We are witnessing the consequences of a long chain of events that started with the George W. Bush hubris of initiating a second war in Iraq while the US was knee-deep in “nation-building” in Afghanistan. Like the propagandist who ends up believing their own lies, the USA never committed the resources needed to truly build state capacity but kept touting the horn of “success” in its underfunded stability operation missions. With an unachievable goal in front of them, American forces did the best they could for 20 years at the Graveyard of Empires.

During the Trump administration, with the situation in the terrain rapidly deteriorating, Pompeo signed with the Taliban the conditions for retreat in Doha in 2020. The Trumpian reduction in forces was dramatic, a true Chamberlainesque “peace for our time!” event, and it played a pivotal role in the incapacity of the US to maintain control in one territory in particular: Bagram Air Base. As part of the Trump withdrawal agreement, Bagram entered Afghan government control in July 2021. Without Bagram, the capacity of the US to conduct air operations around Kabul was reduced to almost zero. Biden handed it back to the Afghan armed forces, continuing in the same vector set by Trump. That was a critical bipartisan mistake.

When the dust settles, the story of the reconquering of Afghanistan by the Taliban will not be one of military prowess but one of political intrigue and betrayal. It is becoming clear that the Afghan Armed Forces didn’t “lose” Afghanistan in 14 days. You cannot lose what you did not defend. The mistake committed by the US was to trust that the institutions created after 20 years of expensive nation-building would hold after the scaffold was removed, despite knowing about the enormous structural flaws; to think that there was something other than an empty shell governing Kabul that could negotiate a dignified power-sharing agreement with the Taliban. We may have hollowed those institutions by removing key logistic and intelligence elements of military decision-making with our reduction of forces, but had there been an intrinsically strong Afghan military, this would have been a long and bloody civil war. It wasn’t. The portcullis was lifted from the inside.

Why are we surprised? Poorly treated and heavily corrupt, history has told us that military forces can “melt” at the first sign of confrontation under those conditions.

Much has been said about the fact that the Afghan armed forces have indeed suffered most of the casualties of the conflict in the last 20 years, and that is true, but it would be a mistake to confuse asymmetric conflict with actual battle line combat. When called to hold positions, nobody was there to answer the call, and they were not there because their commanders had already negotiated the surrender.

In the middle of this capitulation, the US was caught with its pants down, with no airlift capacity and with no local support from the satellite government that ended up playing the role of an American Maginot line.

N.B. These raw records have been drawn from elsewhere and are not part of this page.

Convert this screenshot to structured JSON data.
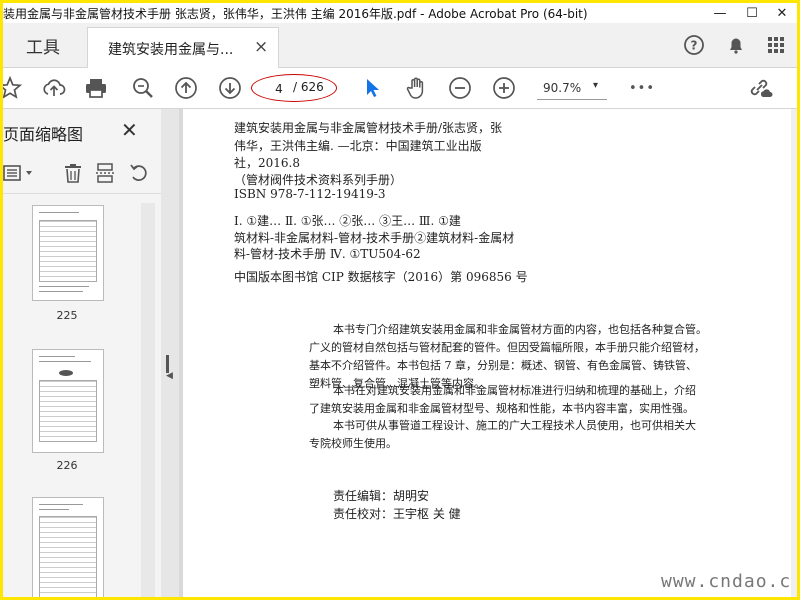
{
  "window": {
    "title": "装用金属与非金属管材技术手册 张志贤，张伟华，王洪伟 主编 2016年版.pdf - Adobe Acrobat Pro (64-bit)",
    "minimize": "—",
    "maximize": "☐",
    "close": "✕"
  },
  "tabs": {
    "tools_label": "工具",
    "doc_tab_label": "建筑安装用金属与...",
    "doc_tab_close": "×"
  },
  "toolbar": {
    "page_current": "4",
    "page_total": "/ 626",
    "zoom": "90.7%",
    "zoom_arrow": "▾",
    "more": "•••"
  },
  "left_panel": {
    "title": "页面缩略图",
    "close": "✕",
    "thumbnails": [
      {
        "label": "225"
      },
      {
        "label": "226"
      },
      {
        "label": ""
      }
    ]
  },
  "document": {
    "cip_lines": [
      "建筑安装用金属与非金属管材技术手册/张志贤，张",
      "伟华，王洪伟主编. —北京：中国建筑工业出版",
      "社，2016.8",
      "（管材阀件技术资料系列手册）",
      "ISBN 978-7-112-19419-3",
      "Ⅰ. ①建…  Ⅱ. ①张… ②张… ③王…  Ⅲ. ①建",
      "筑材料-非金属材料-管材-技术手册②建筑材料-金属材",
      "料-管材-技术手册  Ⅳ. ①TU504-62",
      "中国版本图书馆 CIP 数据核字（2016）第 096856 号"
    ],
    "description_lines": [
      "本书专门介绍建筑安装用金属和非金属管材方面的内容，也包括各种复合管。",
      "广义的管材自然包括与管材配套的管件。但因受篇幅所限，本手册只能介绍管材，",
      "基本不介绍管件。本书包括 7 章，分别是：概述、钢管、有色金属管、铸铁管、",
      "塑料管、复合管、混凝土管等内容。",
      "本书在对建筑安装用金属和非金属管材标准进行归纳和梳理的基础上，介绍",
      "了建筑安装用金属和非金属管材型号、规格和性能，本书内容丰富，实用性强。",
      "本书可供从事管道工程设计、施工的广大工程技术人员使用，也可供相关大",
      "专院校师生使用。"
    ],
    "editor_line": "责任编辑：胡明安",
    "proof_line": "责任校对：王宇枢  关  健",
    "site_watermark": "www.cndao.com"
  },
  "colors": {
    "border": "#ffe600",
    "accent": "#1473e6",
    "page_highlight": "#cc0000"
  }
}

In this case, though, it was not Erwin Rommel’s Ghost division crossing the Meuse river. Corruption and fear, not panzers, were the tools of this blitzkrieg. Republicans and Democrats alike believed the lie they kept telling themselves about a functional set of institutions all knew defective and corrupt.

The best aphorism to understand what happened is not Rommel’s famous “swift offensive being the sword and the shield” but that of Mexican drug cartels: “silver or lead.” The Taliban offered to the Afghan military commanders the same choice offered by Trafficking Organizations to police forces in Latin America: accept my rules (and maybe even get some money in the process) or die. We know what they selected.

As I write these lines, important voices in America ask for the recapture of Bagram Air Base. It would make sense. In military affairs, the problem is that you may get a saying on how a confrontation begins, but not how it ends. Recapturing a military base would drag America back into a military confrontation, the exact opposite of what is desired by public opinion, and by the current and past administrations alike.

British and French forces are rumored to be deployed inside Kabul, escorting their nationals to the airport. Their actions will place more pressure on American forces to do the same with, again, the same potential consequence of escalating the conflict.

The immigration restrictionists that dominated the Trump White House made processing Special Immigrant Visas (SIVs) for Afghans a living hell in a deliberate effort to make sure that allies of the US would have a hard time relocating to US territory. They also did everything in their power to restrict asylum claims. In fact, Trumpians like Tucker Carlson keep doing it right now, in the midst of this conflict.

The Biden administration did not demonstrate any drive to change that. Like the European travel ban or the tariffs of Trump’s trade war, the democratic administration has toned down the rhetoric but kept the substance of their predecessor’s America First isolationist policies. This delay in changing Trumpian asylum and refugees policies was another reason why they were utterly unprepared to deal with the consequences of a rapid collapse.

The US political ecosystem would be in a better position if we could avoid extreme partisanship in every critical policy choice. This is true in general but, in the case of the crisis in Afghanistan, it is paramount if only for one simple reason: unlike many other policy spaces where the positions of the Republican and Democratic parties are polarized and opposed, in Afghanistan, the whole political elite acted with unity of purpose: the vote to invade was almost unanimous, the nation-building operations sustained by many years of Democratic and Republican ruling and the exit conditions designed by Trump in Doha and carried by Biden.

Twenty years of nation-building were a bipartisan falsifiable hypothesis. Like building a dam, it is only when the pressure mounts that you know if the structure will resist or it will collapse and, like the flash flooding after a dam breach, the failures that produced the rapid downfall of the Afghan government have their root causes deep in the bipartisan design of that critical, crumpled infrastructure. Underestimating the level of decomposition is something that both Trump and Biden administrations share in common too.